Sourdough culture is an instructive middle case. A sourdough starter is wild — you are catching the yeasts and lactobacilli already on the flour and in the kitchen air — but unlike vegetable fermentation, it requires sustained selection over days or weeks to become reliable. The first few days of a new sourdough starter are often dominated by the wrong organisms — enterobacteria, leuconostoc strains that produce off flavors — and only after repeated feedings does the population shift toward the lactobacilli and saccharomyces strains that produce good bread. Wild vegetable fermentation works fast because the salt-and-submersion selection is aggressive from minute one. Wild sourdough works slowly because the selection mechanism — repeated feeding and discard — has to run for many cycles before the desired microbial population stabilizes. Same wild principle. Different timescales because the selective pressure is different.
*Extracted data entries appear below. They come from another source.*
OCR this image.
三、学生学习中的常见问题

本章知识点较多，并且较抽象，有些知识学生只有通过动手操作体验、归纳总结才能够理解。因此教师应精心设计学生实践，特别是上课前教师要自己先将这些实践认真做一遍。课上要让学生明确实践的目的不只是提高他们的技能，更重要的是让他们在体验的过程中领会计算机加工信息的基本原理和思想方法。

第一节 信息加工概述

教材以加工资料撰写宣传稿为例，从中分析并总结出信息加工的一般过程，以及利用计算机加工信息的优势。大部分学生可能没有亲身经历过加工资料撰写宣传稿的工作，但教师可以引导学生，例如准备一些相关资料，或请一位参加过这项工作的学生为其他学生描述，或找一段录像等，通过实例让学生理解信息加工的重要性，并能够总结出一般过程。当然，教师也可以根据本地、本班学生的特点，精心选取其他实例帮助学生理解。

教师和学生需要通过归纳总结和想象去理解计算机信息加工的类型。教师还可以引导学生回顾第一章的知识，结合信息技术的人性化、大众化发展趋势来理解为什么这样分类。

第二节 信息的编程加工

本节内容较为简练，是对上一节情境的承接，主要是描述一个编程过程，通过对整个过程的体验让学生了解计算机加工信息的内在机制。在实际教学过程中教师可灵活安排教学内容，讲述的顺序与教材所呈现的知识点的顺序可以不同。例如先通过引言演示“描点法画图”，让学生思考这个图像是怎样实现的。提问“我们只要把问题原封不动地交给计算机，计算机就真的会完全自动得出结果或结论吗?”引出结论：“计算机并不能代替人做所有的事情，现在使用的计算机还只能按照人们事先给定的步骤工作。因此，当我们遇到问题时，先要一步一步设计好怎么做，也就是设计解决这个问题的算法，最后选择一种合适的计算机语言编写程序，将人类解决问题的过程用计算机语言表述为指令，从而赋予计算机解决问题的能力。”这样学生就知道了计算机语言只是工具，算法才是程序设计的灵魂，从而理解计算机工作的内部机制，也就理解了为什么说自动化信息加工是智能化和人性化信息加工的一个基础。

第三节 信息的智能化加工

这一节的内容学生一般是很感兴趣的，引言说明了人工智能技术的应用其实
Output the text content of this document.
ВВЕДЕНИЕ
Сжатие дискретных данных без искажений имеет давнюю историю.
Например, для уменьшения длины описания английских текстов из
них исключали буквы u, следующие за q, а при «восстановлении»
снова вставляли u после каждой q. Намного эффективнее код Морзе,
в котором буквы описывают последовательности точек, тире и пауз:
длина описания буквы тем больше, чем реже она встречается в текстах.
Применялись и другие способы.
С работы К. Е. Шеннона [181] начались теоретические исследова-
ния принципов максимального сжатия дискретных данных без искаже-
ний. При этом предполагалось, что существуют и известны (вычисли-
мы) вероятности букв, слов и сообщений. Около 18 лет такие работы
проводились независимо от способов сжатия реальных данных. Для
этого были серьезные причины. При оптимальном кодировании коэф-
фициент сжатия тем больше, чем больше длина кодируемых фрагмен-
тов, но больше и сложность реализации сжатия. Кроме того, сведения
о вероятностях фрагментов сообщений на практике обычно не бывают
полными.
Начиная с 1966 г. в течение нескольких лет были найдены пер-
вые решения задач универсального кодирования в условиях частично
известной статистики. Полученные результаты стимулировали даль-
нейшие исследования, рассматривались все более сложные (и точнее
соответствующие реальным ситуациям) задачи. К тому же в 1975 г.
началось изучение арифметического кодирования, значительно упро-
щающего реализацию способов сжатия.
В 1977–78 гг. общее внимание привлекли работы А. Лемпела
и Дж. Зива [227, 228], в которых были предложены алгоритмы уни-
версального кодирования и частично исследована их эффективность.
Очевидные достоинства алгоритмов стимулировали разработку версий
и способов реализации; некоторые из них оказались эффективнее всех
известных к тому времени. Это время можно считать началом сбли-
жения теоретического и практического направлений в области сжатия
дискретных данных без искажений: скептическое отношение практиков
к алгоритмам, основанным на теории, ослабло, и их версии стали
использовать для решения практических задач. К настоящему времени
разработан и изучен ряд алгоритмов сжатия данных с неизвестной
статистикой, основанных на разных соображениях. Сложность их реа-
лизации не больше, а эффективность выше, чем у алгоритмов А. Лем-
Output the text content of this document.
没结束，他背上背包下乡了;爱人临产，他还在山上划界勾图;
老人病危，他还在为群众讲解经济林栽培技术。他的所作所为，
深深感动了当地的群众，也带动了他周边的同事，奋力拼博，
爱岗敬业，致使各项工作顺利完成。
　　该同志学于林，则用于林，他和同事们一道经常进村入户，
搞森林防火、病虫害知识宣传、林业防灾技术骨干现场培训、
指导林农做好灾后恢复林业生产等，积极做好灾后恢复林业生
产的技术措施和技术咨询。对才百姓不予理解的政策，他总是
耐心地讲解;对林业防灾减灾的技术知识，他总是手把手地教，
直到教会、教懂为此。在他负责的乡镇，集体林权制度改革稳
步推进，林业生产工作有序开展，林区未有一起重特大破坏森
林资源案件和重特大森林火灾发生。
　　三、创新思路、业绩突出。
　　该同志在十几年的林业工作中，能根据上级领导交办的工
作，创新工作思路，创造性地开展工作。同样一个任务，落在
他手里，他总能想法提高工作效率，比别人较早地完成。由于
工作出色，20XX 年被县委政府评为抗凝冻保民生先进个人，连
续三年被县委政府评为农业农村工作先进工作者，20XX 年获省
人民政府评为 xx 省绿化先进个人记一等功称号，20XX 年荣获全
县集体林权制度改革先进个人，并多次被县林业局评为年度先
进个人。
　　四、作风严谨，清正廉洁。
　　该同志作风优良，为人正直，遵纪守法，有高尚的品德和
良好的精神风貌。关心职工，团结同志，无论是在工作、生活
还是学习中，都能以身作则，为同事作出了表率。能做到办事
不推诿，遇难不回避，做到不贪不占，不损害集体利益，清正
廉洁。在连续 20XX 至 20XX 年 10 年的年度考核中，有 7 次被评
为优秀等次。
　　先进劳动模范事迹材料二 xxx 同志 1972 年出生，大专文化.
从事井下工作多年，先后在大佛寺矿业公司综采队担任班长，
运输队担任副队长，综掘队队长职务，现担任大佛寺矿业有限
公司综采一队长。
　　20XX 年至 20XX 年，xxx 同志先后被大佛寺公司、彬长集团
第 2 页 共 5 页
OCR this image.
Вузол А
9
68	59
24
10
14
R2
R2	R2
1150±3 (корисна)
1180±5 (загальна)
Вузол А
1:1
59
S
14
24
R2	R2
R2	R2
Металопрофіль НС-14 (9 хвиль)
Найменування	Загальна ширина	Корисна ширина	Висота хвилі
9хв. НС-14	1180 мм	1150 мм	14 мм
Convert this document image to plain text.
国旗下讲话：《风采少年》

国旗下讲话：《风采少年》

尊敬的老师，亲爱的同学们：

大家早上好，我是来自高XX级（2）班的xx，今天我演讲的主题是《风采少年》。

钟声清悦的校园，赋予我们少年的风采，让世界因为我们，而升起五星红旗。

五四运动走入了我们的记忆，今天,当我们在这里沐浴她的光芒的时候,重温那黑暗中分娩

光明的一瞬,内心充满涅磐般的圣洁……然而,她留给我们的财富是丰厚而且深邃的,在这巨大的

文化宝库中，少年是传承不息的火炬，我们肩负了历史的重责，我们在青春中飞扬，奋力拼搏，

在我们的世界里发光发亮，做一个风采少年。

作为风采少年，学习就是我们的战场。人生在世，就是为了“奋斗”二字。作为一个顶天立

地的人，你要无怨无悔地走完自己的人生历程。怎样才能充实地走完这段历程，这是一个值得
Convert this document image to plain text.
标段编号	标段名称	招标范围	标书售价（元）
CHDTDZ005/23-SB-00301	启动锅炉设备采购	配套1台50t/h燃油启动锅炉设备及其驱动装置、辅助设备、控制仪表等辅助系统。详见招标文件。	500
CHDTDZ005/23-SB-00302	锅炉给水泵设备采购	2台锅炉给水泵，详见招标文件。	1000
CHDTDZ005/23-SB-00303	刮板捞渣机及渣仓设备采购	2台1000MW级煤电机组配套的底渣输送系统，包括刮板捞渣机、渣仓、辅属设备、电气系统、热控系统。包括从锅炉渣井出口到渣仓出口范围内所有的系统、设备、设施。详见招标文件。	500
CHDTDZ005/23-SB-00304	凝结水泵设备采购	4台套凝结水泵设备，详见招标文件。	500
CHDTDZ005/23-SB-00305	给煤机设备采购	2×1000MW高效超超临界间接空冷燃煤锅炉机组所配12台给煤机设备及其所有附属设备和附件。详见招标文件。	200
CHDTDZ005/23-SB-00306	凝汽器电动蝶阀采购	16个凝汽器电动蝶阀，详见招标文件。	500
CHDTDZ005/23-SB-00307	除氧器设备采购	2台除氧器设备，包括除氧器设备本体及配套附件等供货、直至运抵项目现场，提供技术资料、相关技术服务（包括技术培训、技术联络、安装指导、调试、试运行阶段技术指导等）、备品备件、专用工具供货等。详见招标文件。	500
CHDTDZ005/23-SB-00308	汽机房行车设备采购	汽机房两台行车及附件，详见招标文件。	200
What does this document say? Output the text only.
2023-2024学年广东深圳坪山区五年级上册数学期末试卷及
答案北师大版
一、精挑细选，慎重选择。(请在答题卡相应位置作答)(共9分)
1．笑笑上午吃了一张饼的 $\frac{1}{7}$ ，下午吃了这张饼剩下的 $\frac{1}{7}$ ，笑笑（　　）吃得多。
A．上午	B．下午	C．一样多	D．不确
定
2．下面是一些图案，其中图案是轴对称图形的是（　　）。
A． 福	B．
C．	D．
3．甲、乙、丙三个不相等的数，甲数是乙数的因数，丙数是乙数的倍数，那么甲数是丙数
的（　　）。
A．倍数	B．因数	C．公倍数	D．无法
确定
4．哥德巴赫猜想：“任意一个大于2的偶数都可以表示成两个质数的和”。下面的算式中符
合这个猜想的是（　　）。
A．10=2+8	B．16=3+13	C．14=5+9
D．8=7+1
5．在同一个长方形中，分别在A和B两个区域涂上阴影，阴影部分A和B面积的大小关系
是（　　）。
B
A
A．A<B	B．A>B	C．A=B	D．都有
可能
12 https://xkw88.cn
The lesson worth taking from all of this is that the microbial world is not waiting to be introduced into your kitchen. It is already there, on every leaf and in every cup of flour. The cook's work, in fermentation, is not to add organisms. It is to choose which of the ones already present get to thrive. That is a more interesting job than starter shopping. It is also closer to what every traditional fermenter on earth was doing before microbiology had names for any of it.
You are not making the ferment. The ferment is making itself. You are just deciding which version of itself it gets to be.